Incoming Webhookを使ってslackへ各セクションの進捗を毎日送信しています。


post.gs

function main() {

var sheet = SpreadsheetApp.openById('your sheet ID');
var anim = sheet.getSheetByName('all').getRange(21,9).getValue();
var hair = sheet.getSheetByName('all').getRange(21,10).getValue();
var effects = sheet.getSheetByName('all').getRange(21,11).getValue();
var render = sheet.getSheetByName('all').getRange(21,12).getValue();
var compo = sheet.getSheetByName('all').getRange(21,13).getValue();

anim = Math.round(anim * 100);
hair = Math.round(hair * 100);
effects = Math.round(render * 100);
render = Math.round(render * 100);
compo = Math.round(compo * 100);

var sentence = '本日までの進捗は\nanim : ' + anim + '%\nhair : ' + hair + '%\neffects : ' + effects + '%\nrender : ' + render + '%\ncompo : ' + compo + '%\nでした。'

var payload = {
'text':sentence,
};

var options = {
'method' : 'post' ,
'contentType' : 'application/json' ,
'payload' : JSON.stringify(payload),
};
var url = 'webhook url';
UrlFetchApp.fetch(url, options);
}


webhook.png


プロダクション関連


maya

メインのDCCツールはmayaを使用しました。

mayaでの便利ツールもいくつか紹介します。


Studio Library

Studio Libraryはアニメーションやポーズを管理するツールです。

サーバにルートディレクトリを設定することで簡単にアニメーションの共有が可能です。

キー情報のみがmbファイルとしてアップロードされるのでアニメーションを出荷する際にキャラクターごと渡す必要がなくなりました。


mGear

mGearはオープンソースのリギングフレームワークです。リギング作業は大きくスケルトン作成, コントローラ作成, スキニングに分けられますが、このうちのスケルトン作成とコントローラ作成を簡略化することが可能で、リギング作業を短縮するとともにピッカーが用意されているため、アニメーション作業を効率よく進められます。


msJobPitcher

今回、「unmoral」の制作においてレンダーシーンを構築するツールを開発し、リリースしました。

ツールはGitHubで公開しています。

msJobPitcherについては別記事に詳しくまとめましたので、合わせてみて頂けると幸いです。

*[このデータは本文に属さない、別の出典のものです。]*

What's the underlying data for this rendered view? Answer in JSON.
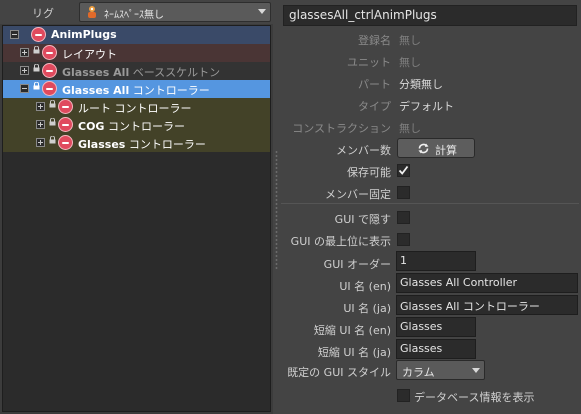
{
  "rig": {
    "label": "リグ",
    "value": "ﾈｰﾑｽﾍﾟｰｽ無し",
    "icon": "rig-icon"
  },
  "tree": {
    "items": [
      {
        "name": "AnimPlugs",
        "suffix": "",
        "color": "#ffffff",
        "bold": true,
        "row_bg": "#3a4a68"
      },
      {
        "name": "レイアウト",
        "suffix": "",
        "color": "#ffffff",
        "bold": false,
        "row_bg": "#4a3535"
      },
      {
        "name": "Glasses All",
        "suffix": " ベーススケルトン",
        "color": "#9a9a9a",
        "bold": true,
        "row_bg": "#333333"
      },
      {
        "name": "Glasses All",
        "suffix": " コントローラー",
        "color": "#ffffff",
        "bold": true,
        "row_bg": "#5596e0"
      },
      {
        "name": "ルート コントローラー",
        "suffix": "",
        "color": "#ffffff",
        "bold": false,
        "row_bg": "#434228"
      },
      {
        "name": "COG",
        "suffix": " コントローラー",
        "color": "#ffffff",
        "bold": true,
        "row_bg": "#434228"
      },
      {
        "name": "Glasses",
        "suffix": " コントローラー",
        "color": "#ffffff",
        "bold": true,
        "row_bg": "#434228"
      }
    ]
  },
  "node_name": "glassesAll_ctrlAnimPlugs",
  "fields": {
    "registered_name": {
      "label": "登録名",
      "value": "無し"
    },
    "unit": {
      "label": "ユニット",
      "value": "無し"
    },
    "part": {
      "label": "パート",
      "value": "分類無し"
    },
    "type": {
      "label": "タイプ",
      "value": "デフォルト"
    },
    "construction": {
      "label": "コンストラクション",
      "value": "無し"
    },
    "member_count": {
      "label": "メンバー数",
      "button": "計算"
    },
    "savable": {
      "label": "保存可能",
      "checked": true
    },
    "member_fixed": {
      "label": "メンバー固定",
      "checked": false
    },
    "gui_hide": {
      "label": "GUI で隠す",
      "checked": false
    },
    "gui_top": {
      "label": "GUI の最上位に表示",
      "checked": false
    },
    "gui_order": {
      "label": "GUI オーダー",
      "value": "1"
    },
    "ui_name_en": {
      "label": "UI 名 (en)",
      "value": "Glasses All Controller"
    },
    "ui_name_ja": {
      "label": "UI 名 (ja)",
      "value": "Glasses All コントローラー"
    },
    "short_ui_name_en": {
      "label": "短縮 UI 名 (en)",
      "value": "Glasses"
    },
    "short_ui_name_ja": {
      "label": "短縮 UI 名 (ja)",
      "value": "Glasses"
    },
    "gui_style": {
      "label": "既定の GUI スタイル",
      "value": "カラム"
    },
    "show_db_info": {
      "label": "データベース情報を表示",
      "checked": false
    }
  },
  "colors": {
    "node_icon": "#e04a5e",
    "selection": "#5596e0"
  }
}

レンダーシーンを構築するツール「msJobPitcher」をリリースしました。


DAZ Studio

DAZ Studioは人体キャラクターをモーフィングによって、簡単に制作することができます。スキニングされたキャラクターをフェイシャル付き(ブレンドシェイプ)で出力することができます。

mayaとの連携にDAZ to Mayaというプラグインが公式で用意されているので比較的スムーズにデータ移行が行えます。


Autodesk Character Generator

Autodesk Character Generatorはスライダー操作のみでキャラクター制作することが出来ます。HumanIKがセットアップされた状態で出力が可能なので、モブキャラクターの量産に使用しました。


ポスプロ関連


Arnold Denoiser

Arnold Denoiserはexrファイルからノイズを除去してくれます。大量のレンダーイメージを処理しなければならないので、バッチファイルを使用してデノイズを行いました。

連番イメージの先頭ファイルをD&Dすることでデノイズが出来ます。


denoise.bat

echo %1

cd %~p1
"path\noice.exe" ^
-i "%1" ^
-o "%~p1/noice_%~nx1" -f 360 -ef 0 ^

mitsukitan.png


Google Earth Studio

Google Earth StudioはGoogle Earth上でレンダリングを行えるアニメーションツールです。非常に高精細なイメージが得られるため現在、背景のフォトバッシュなどに活用できないか検証中です。


おわりに

様々なツールが毎日のようにリリースされており、情報収集を欠かさず行うことでよりよい制作フローが組めると思います。

今後CG映像制作に取り組む人の手助けになれば幸いです。